The equine cornea is a common site for injury and disease, and as such, is cause for many calls for the equine practitioner.
Ulceration is probably the most common of all corneal afflictions in the horse. The cause of corneal ulceration is nearly always trauma, although a specific episode of injury is rarely noted. Nevertheless, one should assume that trauma is the cause unless there are compelling signs otherwise. A routine superficial ulcer will often heal within a week. Appropriate therapy includes a broad spectrum topical antibiotic, such as neomycin-polymyxin-bacitracin, along with an oral non-steroidal antiinflammatory. Iridocycloplegia (dilating the pupil and paralyzing the ciliary body) should be done cautiously. Atropine has long been used to achieve iridocycloplegia. However, atropine can have effects which last weeks, and rarely iridocycloplegia will cause an increase in intraocular pressure. A simple way of avoiding this situation would be to use tropicamide instead. Tropicamide has the same actions as atropine except that it has a much shorter half life. If intraocular pressure were to rise as a result of iridocycloplegia, the effects of tropicamide would wear off much sooner than atropine.
An important part of examining an ulcerated eye is determining whether pupillary light responses are present. Even if the pupil in the affected eye is miotic or not visible due to opacities, a consensual response to the opposite eye can be evaluated. One shines a strong light into the diseased eye, and an assistant observes to see if the opposite pupil constricts. Absence of this response is a grave sign and warrants a poor prognosis for restoration of vision.

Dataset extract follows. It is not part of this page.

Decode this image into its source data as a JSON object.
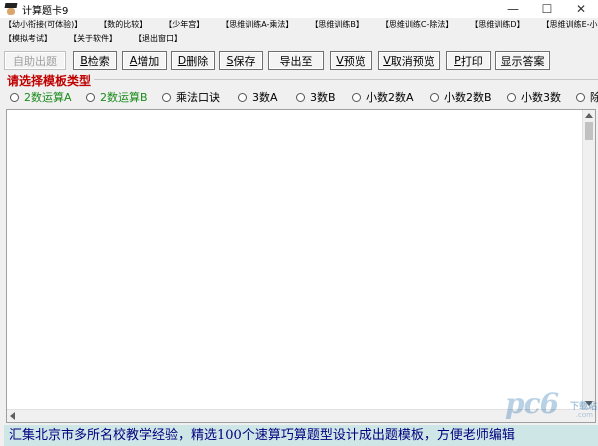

Lack of a consensual light response implies that there is disease of the deeper ocular structures, such as the retina and optic nerve. These can be further evaluated by ultrasound.
An ulcer which has not healed within a week should prompt a more critical examination of the eye, and perhaps referral. Depth of the ulcer, change in color or consistency of the ulcer, and intraocular changes should be ascertained. Signs of bacterial infection include pain (manifested as blepharospasm), severe uveitis, and a yellow or gray color to the ulcer. Often the pain is out of proportion to what one might expect from the appearance of the cornea. One might also notice that the ulcer bed appears soft; this is likely a prelude to “melting”, which is characteristic of a Pseudomonas infection. A fungal keratitis will appear very similar to a bacterial keratitis, though the specific features of the ulcer appearance may vary. Fungal keratitis is less common than bacterial keratitis, and is often associated with previous topical steroid use. Either type of infection can cause rapid loss of vision or the globe. Immediate aggressive diagnostics and treatment are critical. Corneal scraping for cytology and culture, and possibly corneal biopsy, are required for precise diagnosis. Topical treatment may need to be done 6-8 times per day, and a subpalpebral lavage system may need to be placed to facilitate treatment in a painful. Frequent recheck examinations with a slit lamp biomicroscope are also important. If medical therapy fails, the infected cornea may need to be removed by surgical keratectomy followed by placement of a conjunctival flap.
Other causes for failure to heal include viral infection, undetected foreign body, underlying ocular disease, and epithelial dystrophy. While rarely reported, equine herpesvirus has been documented to cause keratitis. Slit lamp biomicroscopy will assist with detection of small foreign bodies, or possibly even ectopic cilia (this is rare in the horse but has been documented). Nearly any intraocular disease, such as uveitis and glaucoma, has detrimental effects on the cornea and can cause an ulcer to become refractory. Lastly, epithelial dystrophy will cause an ulcer to be refractory. This type of ulcer often has a rim of nonadherent epithelium at its periphery, and the eye may be relatively comfortable. Electron microscopy has shown this condition to be due to basement membrane abnormalities in humans and dogs; the same probably holds true in other species. This condition requires surgical intervention. A multiple punctate or grid keratotomy can be done as a standing procedure, and is about 80% successful. The success of surgical keratectomy approaches 100%, and is used in the event that simpler procedures fail.
Corneal neoplasia is known to occur in the horse. While a number of neoplasms of the cornea and conjunctiva have been documented, squamous cell carcinoma is by far most common. Appaloosas and Draft horses are predisposed. The appearance is that of a raised, pink, highly vascular mass involving the eyelids, conjunctiva, third eyelid, cornea, or all of these structures. This type of neoplasm is quite amenable to surgical excision followed by irradiation.
While Onchocerca is know to have corneal manifestations, this appears to be uncommon in our area.